Quels coûts d’exploitation pour les futurs SERM ?

Les SERM, des projets de renforcement du service ferroviaire

Le ministère des Transports définit ainsi les SERM[1] :

  • « Un Service Express Régional Métropolitain (SERM) (initialement appelé “RER métropolitain”) est une offre de mobilité fiable, fréquente et facile à utiliser, au service des habitants de périphérie des métropoles. »
  • « Son objectif est d’améliorer la desserte entre une ville centre et sa zone périurbaine en renforçant l’offre ferroviaire, et en la complétant si nécessaire par d’autres modes. »

On peut paraphraser cette définition en retenant deux grandes idées. (1) Les projets de SERM sont tout d’abord des projets de développement des services de transport et non de l’infrastructure. (2) Le mode ferroviaire constitue l’épine dorsale de ce renforcement de l’offre. Les autres modes ne viennent qu’en complément.

Un débat se concentrant sur les coûts d’investissements

Les SERM sont donc en premier lieu des projets de service. Paradoxalement, le débat sur le coût de ces projets se focalise sur le coût d’investissement.

En juillet 2022, lors d’un échange avec des journalistes, le PDG de la SNCF Jean-Pierre Farandou avait estimé l’investissement nécessaire au développement des SERM à 13 milliards d’euros[2]. En décembre 2022, le Conseil d’Orientation des infrastructures a évalué le besoin d’investissement entre 15 à 20 milliards d’euros[3].

En revanche, des estimations similaires du coût de fonctionnement des futurs SERM n’existent pas à notre connaissance. Or, la soutenabilité de ce coût de fonctionnement est un enjeu crucial pour les collectivités qui les financent.

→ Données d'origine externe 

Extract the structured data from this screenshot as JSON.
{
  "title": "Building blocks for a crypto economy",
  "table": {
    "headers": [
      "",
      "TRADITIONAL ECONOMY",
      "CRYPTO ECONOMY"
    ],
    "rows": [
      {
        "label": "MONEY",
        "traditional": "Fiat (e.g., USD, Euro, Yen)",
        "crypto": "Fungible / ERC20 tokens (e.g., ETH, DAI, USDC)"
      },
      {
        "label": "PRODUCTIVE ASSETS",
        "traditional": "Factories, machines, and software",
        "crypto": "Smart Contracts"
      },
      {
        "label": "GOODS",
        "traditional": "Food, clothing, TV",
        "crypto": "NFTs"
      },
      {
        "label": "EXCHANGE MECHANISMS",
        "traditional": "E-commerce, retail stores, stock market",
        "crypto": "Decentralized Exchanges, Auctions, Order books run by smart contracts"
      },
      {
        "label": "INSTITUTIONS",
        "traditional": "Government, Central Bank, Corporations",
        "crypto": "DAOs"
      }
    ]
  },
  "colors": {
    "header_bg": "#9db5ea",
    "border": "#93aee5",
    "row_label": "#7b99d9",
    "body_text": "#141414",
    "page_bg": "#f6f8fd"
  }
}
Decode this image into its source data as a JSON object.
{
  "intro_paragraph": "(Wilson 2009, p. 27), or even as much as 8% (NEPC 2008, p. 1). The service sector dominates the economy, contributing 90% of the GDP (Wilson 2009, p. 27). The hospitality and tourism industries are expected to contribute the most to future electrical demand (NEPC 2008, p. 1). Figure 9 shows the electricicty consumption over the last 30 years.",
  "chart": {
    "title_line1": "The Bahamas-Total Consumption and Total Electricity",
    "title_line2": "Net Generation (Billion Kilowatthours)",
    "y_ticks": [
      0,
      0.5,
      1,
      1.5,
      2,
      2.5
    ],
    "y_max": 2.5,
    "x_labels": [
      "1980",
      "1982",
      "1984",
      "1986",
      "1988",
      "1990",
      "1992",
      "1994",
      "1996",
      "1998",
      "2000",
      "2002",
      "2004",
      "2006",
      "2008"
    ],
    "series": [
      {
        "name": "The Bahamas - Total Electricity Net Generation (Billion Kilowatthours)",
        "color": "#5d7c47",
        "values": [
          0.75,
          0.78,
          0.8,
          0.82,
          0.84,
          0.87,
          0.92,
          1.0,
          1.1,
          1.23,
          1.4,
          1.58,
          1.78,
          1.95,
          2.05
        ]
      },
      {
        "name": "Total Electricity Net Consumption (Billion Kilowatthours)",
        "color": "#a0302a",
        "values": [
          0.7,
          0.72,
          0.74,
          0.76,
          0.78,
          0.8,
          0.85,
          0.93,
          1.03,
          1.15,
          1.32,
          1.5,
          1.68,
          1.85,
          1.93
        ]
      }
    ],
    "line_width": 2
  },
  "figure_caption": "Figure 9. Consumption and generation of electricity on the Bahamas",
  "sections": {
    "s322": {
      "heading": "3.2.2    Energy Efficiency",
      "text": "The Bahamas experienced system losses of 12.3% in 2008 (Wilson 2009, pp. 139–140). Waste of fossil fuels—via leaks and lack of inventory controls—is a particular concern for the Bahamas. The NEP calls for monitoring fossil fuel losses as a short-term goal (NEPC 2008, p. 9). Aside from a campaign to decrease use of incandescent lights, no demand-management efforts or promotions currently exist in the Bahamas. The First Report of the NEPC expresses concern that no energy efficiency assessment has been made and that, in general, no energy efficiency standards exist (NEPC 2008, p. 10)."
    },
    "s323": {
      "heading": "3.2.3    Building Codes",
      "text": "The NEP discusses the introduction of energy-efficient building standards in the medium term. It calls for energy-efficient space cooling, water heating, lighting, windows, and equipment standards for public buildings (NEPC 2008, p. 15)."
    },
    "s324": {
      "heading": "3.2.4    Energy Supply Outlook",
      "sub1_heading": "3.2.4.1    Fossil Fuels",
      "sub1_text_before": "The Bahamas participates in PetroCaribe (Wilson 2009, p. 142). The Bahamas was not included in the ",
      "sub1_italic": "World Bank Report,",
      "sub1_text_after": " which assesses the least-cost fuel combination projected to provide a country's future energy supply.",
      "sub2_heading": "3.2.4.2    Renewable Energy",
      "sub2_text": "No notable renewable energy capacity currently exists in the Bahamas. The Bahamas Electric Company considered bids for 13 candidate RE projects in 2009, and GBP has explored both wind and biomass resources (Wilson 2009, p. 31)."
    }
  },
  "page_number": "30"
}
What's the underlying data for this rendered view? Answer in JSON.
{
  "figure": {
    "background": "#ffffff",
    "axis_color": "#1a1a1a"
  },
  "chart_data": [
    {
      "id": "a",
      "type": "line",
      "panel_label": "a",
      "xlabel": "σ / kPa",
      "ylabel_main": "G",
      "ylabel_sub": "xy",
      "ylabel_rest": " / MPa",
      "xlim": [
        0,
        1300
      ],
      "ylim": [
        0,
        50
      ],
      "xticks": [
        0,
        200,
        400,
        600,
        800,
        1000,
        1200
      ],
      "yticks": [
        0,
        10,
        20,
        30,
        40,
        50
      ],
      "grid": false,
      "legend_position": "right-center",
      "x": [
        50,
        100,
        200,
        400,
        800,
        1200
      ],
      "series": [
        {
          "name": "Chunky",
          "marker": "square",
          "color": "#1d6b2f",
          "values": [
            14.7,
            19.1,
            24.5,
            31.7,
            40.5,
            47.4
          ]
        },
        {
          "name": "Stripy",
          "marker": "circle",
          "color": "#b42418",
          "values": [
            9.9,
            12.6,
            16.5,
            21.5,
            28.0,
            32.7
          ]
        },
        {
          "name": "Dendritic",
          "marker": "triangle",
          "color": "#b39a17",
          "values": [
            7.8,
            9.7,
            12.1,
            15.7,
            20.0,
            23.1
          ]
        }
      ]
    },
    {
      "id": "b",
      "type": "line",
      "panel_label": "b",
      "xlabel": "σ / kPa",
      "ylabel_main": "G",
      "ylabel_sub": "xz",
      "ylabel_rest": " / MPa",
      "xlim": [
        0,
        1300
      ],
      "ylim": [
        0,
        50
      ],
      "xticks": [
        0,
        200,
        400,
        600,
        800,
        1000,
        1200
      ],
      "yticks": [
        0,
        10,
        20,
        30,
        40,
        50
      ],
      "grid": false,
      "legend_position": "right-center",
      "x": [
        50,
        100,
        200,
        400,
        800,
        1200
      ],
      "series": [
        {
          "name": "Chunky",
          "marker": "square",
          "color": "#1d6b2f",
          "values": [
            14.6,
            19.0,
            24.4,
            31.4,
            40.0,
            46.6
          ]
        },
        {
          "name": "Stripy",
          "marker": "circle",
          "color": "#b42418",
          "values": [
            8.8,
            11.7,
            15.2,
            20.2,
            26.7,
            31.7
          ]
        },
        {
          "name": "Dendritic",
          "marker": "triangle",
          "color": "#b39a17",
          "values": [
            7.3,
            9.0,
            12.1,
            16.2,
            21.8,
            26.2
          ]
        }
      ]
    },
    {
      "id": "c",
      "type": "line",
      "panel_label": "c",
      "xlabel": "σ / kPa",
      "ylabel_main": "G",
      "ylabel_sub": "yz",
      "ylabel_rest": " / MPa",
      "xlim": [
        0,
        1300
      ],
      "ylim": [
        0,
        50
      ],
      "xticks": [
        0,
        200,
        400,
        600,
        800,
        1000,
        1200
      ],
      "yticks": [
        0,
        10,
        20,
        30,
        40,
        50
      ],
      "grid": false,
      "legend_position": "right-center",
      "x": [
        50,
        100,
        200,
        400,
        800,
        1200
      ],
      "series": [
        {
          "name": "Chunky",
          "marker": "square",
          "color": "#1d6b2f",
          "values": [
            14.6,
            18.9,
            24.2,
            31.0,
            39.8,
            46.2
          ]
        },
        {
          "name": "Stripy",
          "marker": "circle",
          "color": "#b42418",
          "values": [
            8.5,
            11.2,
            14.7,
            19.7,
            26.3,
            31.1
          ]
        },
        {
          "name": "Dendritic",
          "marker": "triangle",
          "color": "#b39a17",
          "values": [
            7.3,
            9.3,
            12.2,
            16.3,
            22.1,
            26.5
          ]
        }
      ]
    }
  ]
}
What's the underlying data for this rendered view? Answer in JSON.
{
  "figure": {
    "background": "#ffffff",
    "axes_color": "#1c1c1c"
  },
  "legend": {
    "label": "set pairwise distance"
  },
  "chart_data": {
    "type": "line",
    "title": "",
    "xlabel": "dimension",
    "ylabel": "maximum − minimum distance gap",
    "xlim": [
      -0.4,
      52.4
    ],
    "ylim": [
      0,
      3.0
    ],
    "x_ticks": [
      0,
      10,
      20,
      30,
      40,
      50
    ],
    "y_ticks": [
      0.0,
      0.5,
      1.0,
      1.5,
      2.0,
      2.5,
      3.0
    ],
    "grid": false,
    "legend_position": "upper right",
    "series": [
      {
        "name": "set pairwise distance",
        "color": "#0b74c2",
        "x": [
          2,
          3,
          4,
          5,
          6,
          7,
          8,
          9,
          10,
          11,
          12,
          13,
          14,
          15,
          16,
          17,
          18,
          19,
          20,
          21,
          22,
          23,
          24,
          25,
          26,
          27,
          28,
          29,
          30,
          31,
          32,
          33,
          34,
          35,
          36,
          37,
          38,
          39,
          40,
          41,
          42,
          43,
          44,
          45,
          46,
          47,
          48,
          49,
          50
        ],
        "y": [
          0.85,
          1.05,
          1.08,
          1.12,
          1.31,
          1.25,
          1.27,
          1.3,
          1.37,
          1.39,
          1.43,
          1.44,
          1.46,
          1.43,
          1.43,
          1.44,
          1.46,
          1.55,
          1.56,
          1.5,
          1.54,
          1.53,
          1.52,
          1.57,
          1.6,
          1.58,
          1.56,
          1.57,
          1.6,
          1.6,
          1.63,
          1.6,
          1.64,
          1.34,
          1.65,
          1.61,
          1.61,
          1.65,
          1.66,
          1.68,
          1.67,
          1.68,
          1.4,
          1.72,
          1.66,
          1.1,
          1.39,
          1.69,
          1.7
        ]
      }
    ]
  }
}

C’est en particulier le cas du SERM de Strasbourg. L’Eurométropole et la Région Grand Est se sont accordées pour les trois premières années de fonctionnement du Réseau Express Métropolitain Européen (REME), mais pas au-delà. Lors de colloque « SERM : des enjeux stratégiques et de gouvernance au service de l’intermodalité »[4], Alain Jund, vice-président de l’Eurométropole a souligné que le financement du fonctionnement au-delà de cet horizon n’est pas bouclé.

Comment estimer les coûts de fonctionnements ?

Estimer précisément le coût de fonctionnement cumulé de l’ensemble des projets de SERM n’est pas une entreprise réalisable. Les contours précis des futurs services restent encore inconnus, tout comme la part respective des différents modes de transports, le matériel roulant employé, l’opérateur en charge de l’exploitation…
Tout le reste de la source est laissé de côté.